中国政府の情報産業省に当たる工業和信息化部の統計によれば、携帯電話の契約数は既に8億を超えているという。農村部でも広く普及する携帯電話は、中国人消費者にとって(ノート)パソコンやデジタルカメラよりも普及している最も身近なITツールと言える。

携帯電話はステータス証明書

バスの中で携帯電話を操る中年の女性。携帯電話はステータスの証しだ

 中国の消費者にとって携帯電話とは、通話するツールであると同時に「ステータス証明書」である。

 望もうが望むまいが超格差社会となっている中国において、おカネ、つまりは身なりがその人の身分を示す重要なステータスとなっている。

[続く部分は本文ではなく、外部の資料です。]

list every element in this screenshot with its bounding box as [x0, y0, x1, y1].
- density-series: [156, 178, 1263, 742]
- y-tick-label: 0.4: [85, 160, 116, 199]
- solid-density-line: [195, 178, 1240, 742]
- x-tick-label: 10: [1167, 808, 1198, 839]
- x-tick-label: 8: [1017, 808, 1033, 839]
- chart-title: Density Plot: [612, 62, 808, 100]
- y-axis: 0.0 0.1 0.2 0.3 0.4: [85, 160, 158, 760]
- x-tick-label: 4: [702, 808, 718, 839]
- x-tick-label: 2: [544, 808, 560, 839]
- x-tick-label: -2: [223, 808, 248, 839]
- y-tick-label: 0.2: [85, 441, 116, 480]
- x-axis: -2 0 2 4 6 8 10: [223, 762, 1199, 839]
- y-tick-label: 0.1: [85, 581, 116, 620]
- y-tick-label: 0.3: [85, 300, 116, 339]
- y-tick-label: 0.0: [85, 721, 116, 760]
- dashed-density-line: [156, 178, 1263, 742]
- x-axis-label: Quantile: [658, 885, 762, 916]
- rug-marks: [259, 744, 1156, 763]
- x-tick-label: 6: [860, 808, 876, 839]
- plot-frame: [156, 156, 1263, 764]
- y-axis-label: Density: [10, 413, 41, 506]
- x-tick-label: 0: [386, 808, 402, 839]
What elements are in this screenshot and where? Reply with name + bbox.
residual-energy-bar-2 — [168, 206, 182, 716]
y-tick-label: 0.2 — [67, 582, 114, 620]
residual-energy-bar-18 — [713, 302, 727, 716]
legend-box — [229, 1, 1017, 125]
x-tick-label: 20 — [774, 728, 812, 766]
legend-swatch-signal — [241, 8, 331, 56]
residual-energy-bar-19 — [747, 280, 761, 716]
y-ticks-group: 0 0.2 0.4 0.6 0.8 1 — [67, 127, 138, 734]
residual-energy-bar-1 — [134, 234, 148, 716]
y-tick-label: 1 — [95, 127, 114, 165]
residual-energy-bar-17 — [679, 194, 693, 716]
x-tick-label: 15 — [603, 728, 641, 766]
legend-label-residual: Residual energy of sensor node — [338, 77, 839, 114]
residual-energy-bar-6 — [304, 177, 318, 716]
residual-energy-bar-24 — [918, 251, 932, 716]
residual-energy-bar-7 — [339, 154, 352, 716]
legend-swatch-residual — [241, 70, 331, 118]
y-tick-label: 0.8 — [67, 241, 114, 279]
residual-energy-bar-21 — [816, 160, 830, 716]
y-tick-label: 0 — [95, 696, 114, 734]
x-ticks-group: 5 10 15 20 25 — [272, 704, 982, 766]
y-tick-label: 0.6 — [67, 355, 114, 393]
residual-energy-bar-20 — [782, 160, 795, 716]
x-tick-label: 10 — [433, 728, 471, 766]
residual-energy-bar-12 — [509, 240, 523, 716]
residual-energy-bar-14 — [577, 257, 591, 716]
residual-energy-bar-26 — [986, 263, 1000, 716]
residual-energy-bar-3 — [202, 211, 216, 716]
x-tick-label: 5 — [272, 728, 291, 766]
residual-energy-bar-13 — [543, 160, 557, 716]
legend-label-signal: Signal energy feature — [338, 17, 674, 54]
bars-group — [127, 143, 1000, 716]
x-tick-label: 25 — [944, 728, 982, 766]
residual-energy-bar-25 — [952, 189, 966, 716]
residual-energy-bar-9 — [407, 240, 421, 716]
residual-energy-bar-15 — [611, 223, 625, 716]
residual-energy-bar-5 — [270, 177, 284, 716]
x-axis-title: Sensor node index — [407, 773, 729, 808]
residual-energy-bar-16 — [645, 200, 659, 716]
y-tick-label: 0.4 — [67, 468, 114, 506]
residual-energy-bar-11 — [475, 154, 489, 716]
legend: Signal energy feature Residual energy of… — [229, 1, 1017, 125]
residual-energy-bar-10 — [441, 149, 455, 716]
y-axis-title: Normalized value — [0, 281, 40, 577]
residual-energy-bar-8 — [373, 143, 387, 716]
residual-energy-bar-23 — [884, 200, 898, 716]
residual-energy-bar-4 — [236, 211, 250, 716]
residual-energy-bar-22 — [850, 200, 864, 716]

 中でも携帯電話こそが最も身分を残酷かつ正直に表現する。

 特に若者の世代において、他人から貧乏と思われると、日本と異なり完全にアウトだ。

 学歴が違ったり農村部出身だったりすると、興味や常識の違いから、話がかみ合わないことが日本よりも顕著で、たとえ同世代でも仕事相手として相手にされないし、恋人の対象とも友人の対象ともならない。

地方出身者ほど高い携帯電話を買う

高価な携帯電話だけを扱う店。中国人の性癖をよくとらえている

 筆者の話す中国語は、内陸なまりがあるため、上海のような大都会で中国語を話すと、レストランの店員からさえも嫌そうな顔をされるのだが、ここで「すみません」と一言でも日本語を話せば態度は豹変してウェルカムとなる。

 こうした事象は当の中国人も自認するところ。

 こうした背景から、中国では最も後方に近いスタートラインのある農村部出身の出稼ぎ労働者は、都市部の人々に見下されないように、背伸びをして高い携帯電話を買おうとする。

 つまり安価な白黒液晶の携帯電話ではなく、カラー液晶で飾った外観の、「SANY」や「NOKLA」などどこかズレたメーカー名の山寨機(ノンブランドケータイ)や、無名の中国メーカーの製品を持ち、「決して貧しくも学も能もないわけじゃないんだ」と無言のアピールをする。